Bereits dem Vorbringen des Klägers lässt sich nicht entnehmen, dass ein Erfolg einer ärztlichen Behandlung gesichert werden soll. Dem Kläger kommt es letztlich vielmehr darauf an, einer Verschlechterung des körperlichen Zustandes durch sportliche Betätigung vorzubeugen.
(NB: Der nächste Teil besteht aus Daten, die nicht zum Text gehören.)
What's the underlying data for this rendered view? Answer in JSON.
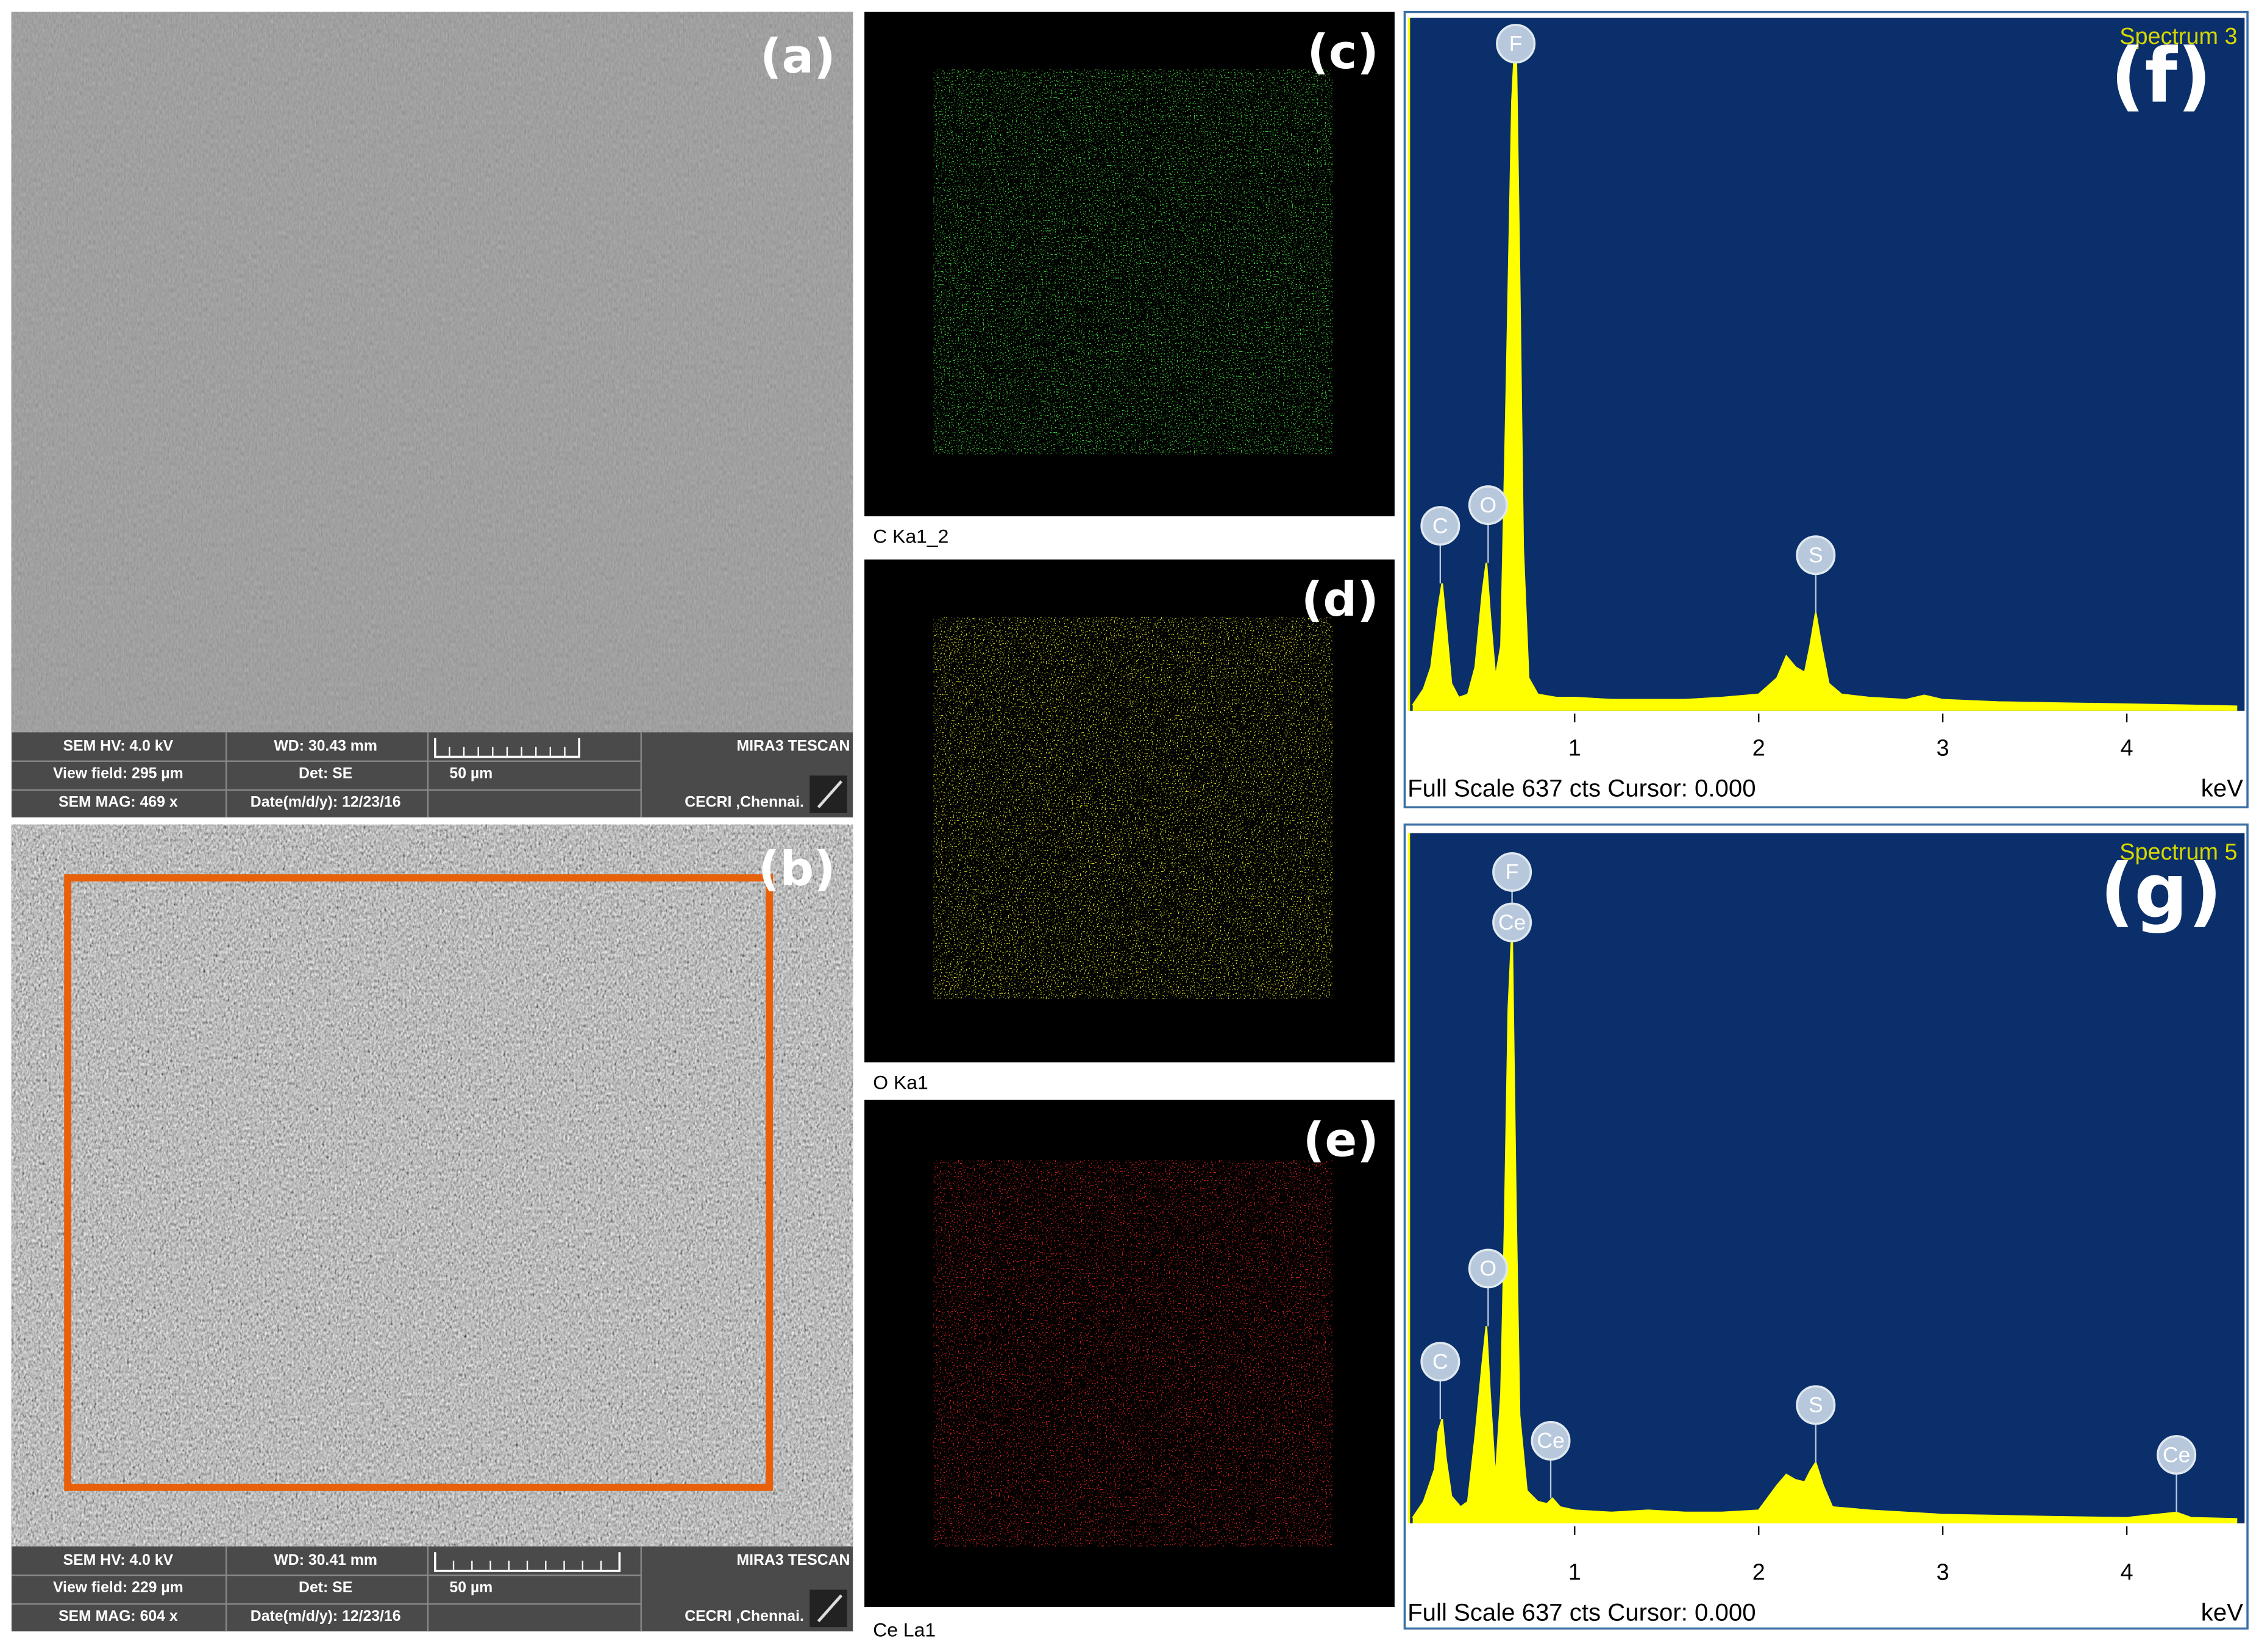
{
  "sem_images": [
    {
      "label": "(a)",
      "hv": "SEM HV: 4.0 kV",
      "wd": "WD: 30.43 mm",
      "brand": "MIRA3 TESCAN",
      "view_field": "View field: 295 µm",
      "det": "Det: SE",
      "scale": "50 µm",
      "mag": "SEM MAG: 469 x",
      "date": "Date(m/d/y): 12/23/16",
      "site": "CECRI ,Chennai."
    },
    {
      "label": "(b)",
      "hv": "SEM HV: 4.0 kV",
      "wd": "WD: 30.41 mm",
      "brand": "MIRA3 TESCAN",
      "view_field": "View field: 229 µm",
      "det": "Det: SE",
      "scale": "50 µm",
      "mag": "SEM MAG: 604 x",
      "date": "Date(m/d/y): 12/23/16",
      "site": "CECRI ,Chennai."
    }
  ],
  "element_maps": [
    {
      "label": "(c)",
      "caption": "C Ka1_2",
      "color": "#3ccc3c"
    },
    {
      "label": "(d)",
      "caption": "O Ka1",
      "color": "#d8d820"
    },
    {
      "label": "(e)",
      "caption": "Ce La1",
      "color": "#d02020"
    }
  ],
  "chart_data": [
    {
      "type": "area",
      "panel_label": "(f)",
      "title": "Spectrum 3",
      "footer": "Full Scale 637 cts Cursor: 0.000",
      "x_label": "keV",
      "color": "#ffff00",
      "x": [
        0.12,
        0.18,
        0.22,
        0.26,
        0.28,
        0.3,
        0.33,
        0.37,
        0.42,
        0.46,
        0.5,
        0.52,
        0.54,
        0.57,
        0.6,
        0.63,
        0.66,
        0.68,
        0.7,
        0.72,
        0.75,
        0.8,
        0.9,
        1.0,
        1.2,
        1.4,
        1.6,
        1.8,
        2.0,
        2.1,
        2.15,
        2.2,
        2.25,
        2.28,
        2.31,
        2.34,
        2.38,
        2.45,
        2.6,
        2.8,
        2.9,
        3.0,
        3.3,
        3.6,
        4.0,
        4.3,
        4.6
      ],
      "values": [
        5,
        20,
        40,
        95,
        117,
        80,
        25,
        12,
        15,
        40,
        110,
        136,
        90,
        30,
        60,
        300,
        560,
        630,
        400,
        150,
        30,
        15,
        12,
        12,
        10,
        10,
        10,
        12,
        15,
        30,
        50,
        40,
        35,
        60,
        90,
        60,
        25,
        15,
        12,
        10,
        14,
        10,
        8,
        7,
        6,
        5,
        4
      ],
      "xlim": [
        0.1,
        4.64
      ],
      "xticks": [
        1,
        2,
        3,
        4
      ],
      "ylim": [
        0,
        637
      ],
      "annotations": [
        {
          "text": "C",
          "x": 0.27
        },
        {
          "text": "O",
          "x": 0.53
        },
        {
          "text": "F",
          "x": 0.68
        },
        {
          "text": "S",
          "x": 2.31
        }
      ]
    },
    {
      "type": "area",
      "panel_label": "(g)",
      "title": "Spectrum 5",
      "footer": "Full Scale 637 cts Cursor: 0.000",
      "x_label": "keV",
      "color": "#ffff00",
      "x": [
        0.12,
        0.18,
        0.24,
        0.26,
        0.28,
        0.3,
        0.33,
        0.38,
        0.42,
        0.46,
        0.5,
        0.52,
        0.54,
        0.57,
        0.6,
        0.62,
        0.64,
        0.66,
        0.68,
        0.7,
        0.74,
        0.8,
        0.85,
        0.88,
        0.92,
        1.0,
        1.2,
        1.4,
        1.6,
        1.8,
        2.0,
        2.1,
        2.15,
        2.2,
        2.25,
        2.28,
        2.31,
        2.35,
        2.4,
        2.6,
        2.8,
        3.0,
        3.3,
        3.6,
        4.0,
        4.27,
        4.35,
        4.6
      ],
      "values": [
        5,
        20,
        50,
        85,
        96,
        60,
        25,
        15,
        20,
        80,
        150,
        182,
        120,
        40,
        120,
        275,
        475,
        548,
        300,
        100,
        30,
        20,
        18,
        23,
        15,
        12,
        10,
        12,
        10,
        10,
        12,
        35,
        45,
        40,
        38,
        48,
        56,
        35,
        15,
        12,
        10,
        8,
        7,
        6,
        5,
        10,
        5,
        4
      ],
      "xlim": [
        0.1,
        4.64
      ],
      "xticks": [
        1,
        2,
        3,
        4
      ],
      "ylim": [
        0,
        637
      ],
      "annotations": [
        {
          "text": "C",
          "x": 0.27
        },
        {
          "text": "O",
          "x": 0.53
        },
        {
          "text": "F",
          "x": 0.66
        },
        {
          "text": "Ce",
          "x": 0.66
        },
        {
          "text": "Ce",
          "x": 0.87
        },
        {
          "text": "S",
          "x": 2.31
        },
        {
          "text": "Ce",
          "x": 4.27
        }
      ]
    }
  ]
}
Dieses aus allgemeinen Erwägungen nachvollziehbare Ziel kann im Übrigen aber ebenso wie der Erfolg einer ärztlichen Behandlung auch auf anderem Wege erreicht werden; hierzu ist eine Teilnahme am Rollstuhl-Basketball-Sport nicht zwingend erforderlich. Der vom SG gehörte Sachverständige hat zwar ausgeführt, dass bei Mehrfachbehinderten Rollstuhl-Basketball-Sport die Sportart an sich sei, in der sich der Behinderte eine Teilnahme am sozialen Leben sichern kann, bzw. die einzige Sportart sei, die einen besonders hohen therapeutischen Nutzen bringe. Dies trägt indes nicht den Anspruch auf Versorgung mit einem Sportrollstuhl. Nach dem Wirtschaftlichkeitsgebot des § 12 Abs. 1 SGB V müssen die von der Krankenkasse zu gewährenden Leistungen ausreichend, zweckmäßig und wirtschaftlich sein. Sie dürfen das Maß des Notwendigen nicht überschreiten. Leistungen, die nicht notwendig oder unwirtschaftlich sind, können Versicherte nicht beanspruchen, dürfen die Leistungserbringer nicht bewirken und die Krankenkassen nicht bewilligen. Dies bedeutet, dass der Versicherte keinen Anspruch auf die bestmögliche Versorgung – wovon der Sachverständige Prof. Dr. X und das SG allerdings auszugehen scheinen -, sondern nur Anspruch auf eine notwendige und wirtschaftliche Versorgung hat (so im Ergebnis auch das vom SG zitierte Urteil des BSG vom 30.01.2001, a.a.O., in dem eben keine andere Therapiemöglichkeit mehr bestand). Insoweit ist der Kläger auf die bereits o.a. Sportarten zu verweisen, die er auch, sofern dabei ein Rollstuhl erforderlich ist, mit den ihm zur Verfügung stehenden Rollstühlen ausüben kann. Das mit der Ausübung von Sport letztlich beabsichtigte Ziel, noch vorhandene Muskulatur, Herz-Kreislauf-System und Lungenfunktion zu stärken, lässt sich so durch weniger aufwändige Geräte oder – wie bereits ausgeführt – durch entsprechende krankengymnastische und sportlichen Übungen mit geringerem Kostenaufwand erreichen (vgl. BSG SozR 3-2500 § 33 Nr. 31).
e) Auch der Hinweis des Klägers auf eine Ersatzbeschaffung i.S.d. § 33 Abs. 1 Satz 4 führt nicht weiter. Eine Ersatzbeschaffung setzt, wie sich bereits aus dem Verweis auf den Anspruch nach § 33 Abs. 1 Satz 1 SGB V ("Der Anspruch umfasst auch ") ergibt, voraus, dass die dort normierten (weiteren) Anspruchsvoraussetzungen erfüllt sind.
Die Kostenentscheidung beruht auf § 193 SGG.
Die Voraussetzung für die Zulassung der Revision liegen nicht vor (§ 160 Abs. 2 SGG).